No, You Won’t Go To Jail for Just Visiting a Blocked Website
- No, you won’t go to jail for just visiting a blocked website
- The warning is related to a case for blocking piracy of the film Dishoom
- Downloading or streaming movies through piracy is still illegal
Recent reports in the media – there were dozens in the last 24 hours – have suggested that visiting a blocked website could leave you facing a fine of Rs. 3 lakh, or even land you in jail. Before you start worrying that you’re going to jail for that time you used a proxy site or a VPN to open a torrent site, here’s what you need to know.
“Visiting any website, even if it is a blocked site is not illegal either under the provisions of the Copyright Act,1957 or the Information Technology Act, 2000,” says Prasanth Sugathan, Counsel at the Software Freedom Law Centre India, a registered society that works on the intersections of law and technology. “The only exception could be if a person views child pornography.”

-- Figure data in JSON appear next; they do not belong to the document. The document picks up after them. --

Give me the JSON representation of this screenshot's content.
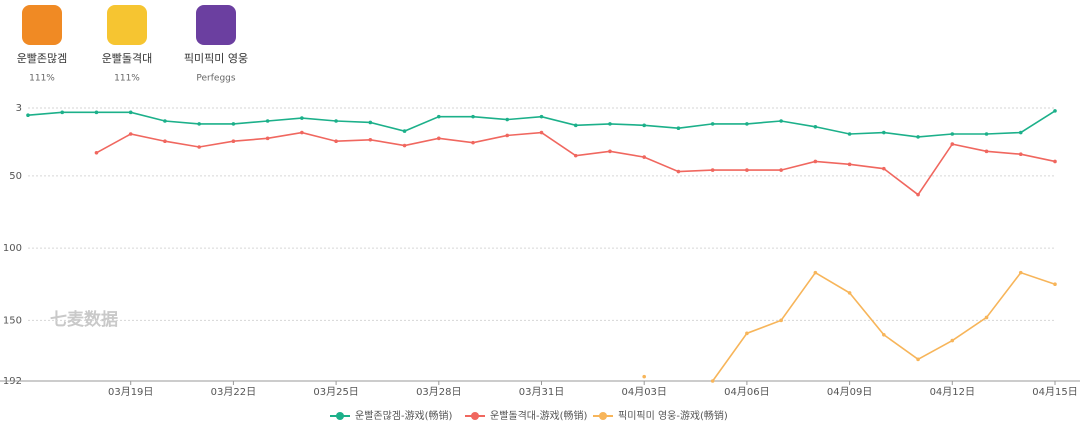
{
  "apps": [
    {
      "name": "운빨존많겜",
      "sub": "111%",
      "color": "#f08a24"
    },
    {
      "name": "운빨돌격대",
      "sub": "111%",
      "color": "#f6c531"
    },
    {
      "name": "픽미픽미 영웅",
      "sub": "Perfeggs",
      "color": "#6b3fa0"
    }
  ],
  "chart_data": {
    "type": "line",
    "watermark": "七麦数据",
    "categories": [
      null,
      null,
      null,
      "03月19日",
      null,
      null,
      "03月22日",
      null,
      null,
      "03月25日",
      null,
      null,
      "03月28日",
      null,
      null,
      "03月31日",
      null,
      null,
      "04月03日",
      null,
      null,
      "04月06日",
      null,
      null,
      "04月09日",
      null,
      null,
      "04月12日",
      null,
      null,
      "04月15日"
    ],
    "ylim": [
      3,
      192
    ],
    "y_inverted": true,
    "yticks": [
      3,
      50,
      100,
      150,
      192
    ],
    "grid": true,
    "legend": "bottom",
    "series": [
      {
        "name": "운빨존많겜-游戏(畅销)",
        "color": "#1cb08a",
        "values": [
          8,
          6,
          6,
          6,
          12,
          14,
          14,
          12,
          10,
          12,
          13,
          19,
          9,
          9,
          11,
          9,
          15,
          14,
          15,
          17,
          14,
          14,
          12,
          16,
          21,
          20,
          23,
          21,
          21,
          20,
          5
        ]
      },
      {
        "name": "운빨돌격대-游戏(畅销)",
        "color": "#f0675f",
        "values": [
          null,
          null,
          34,
          21,
          26,
          30,
          26,
          24,
          20,
          26,
          25,
          29,
          24,
          27,
          22,
          20,
          36,
          33,
          37,
          47,
          46,
          46,
          46,
          40,
          42,
          45,
          63,
          28,
          33,
          35,
          40
        ]
      },
      {
        "name": "픽미픽미 영웅-游戏(畅销)",
        "color": "#f7b55a",
        "values": [
          null,
          null,
          null,
          null,
          null,
          null,
          null,
          null,
          null,
          null,
          null,
          null,
          null,
          null,
          null,
          null,
          null,
          null,
          189,
          null,
          192,
          159,
          150,
          117,
          131,
          160,
          177,
          164,
          148,
          117,
          125
        ]
      }
    ]
  }
}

So what prompted the reports? Certain websites are being blocked under the John Doe orders from a court to prevent copyright infringement. That is a law just about every Indian film studio leans on around the time of major releases is well known so we won’t rehash the details, but an order from the Bombay High Court, reported four days ago by IP law publication SpicyIP, deals with an application on behalf of the film Dishoom.
The court ruled in the case that instead of the standard message that simply says the website is being blocked, ISPs should deliver a special message with information about the provisions of the copyright act, and the order in question, with the suit number.
This would have the effect of allowing people to look up why a page was being blocked – if pages are being indiscriminately blocked because a movie studio wants to do so, shouldn’t the people be aware of the reason for the block?
However, Tata responded to the court that this individual messaging would not be technologically feasible. The court notes that it did not see why the order was technologically unfeasible, and that Tata was the only ISP to say so. As a result of this pushback, in point 4 of the order, the court agreed to a compromise with Tata, with the message that was seen and led to the media reports. Point 5 of the order gives us the text of the warning Tata is displaying – which the court ordered only for Tata. This also explains why none of the other ISPs are displaying this message.
This URL has been blocked under the instructions of the Competent Government Authority or in compliance with the orders of a Court of competent jurisdiction. Viewing, downloading, exhibiting or duplicating an illicit copy of the contents under this URL is punishable as an offence under the laws of India, including but not limited to under Sections 63, 63-A, 65 and 65-A of the Copyright Act, 1957 which prescribe imprisonment for 3 years and also fine of upto Rs. 3,00,000/-. Any person aggrieved by any such blocking of this URL may contact at firstname.lastname@example.org who will, within 48 hours, provide you the details of relevant proceedings under which you can approach the relevant High Court or Authority for redressal of your grievance.
With the context in mind, if we look at the message again, you can see that the warning is about illegal viewing of the copyrighted materials – simply viewing the URL where the pirated content is hosted will not send you to jail. With that said, could you go to jail for downloading a movie? Yes, possibly. It’s worth noting that there’s no new law or ruling that’s at play here – it’s a standard warning about piracy, under rules that have been around for a long time now.
“Torrent sites are often used to share free and open source software and literary and artistic work licensed under Creative Commons licenses,” Sugathan adds.
You won’t go to jail simply for visiting Palika Bazaar, and you won’t go to jail just for finding a way to view extratorrent. Actually downloading/ streaming something is a different matter – but that’s been illegal in India for a long time now, though it’s a law that’s rarely, if ever, enforced.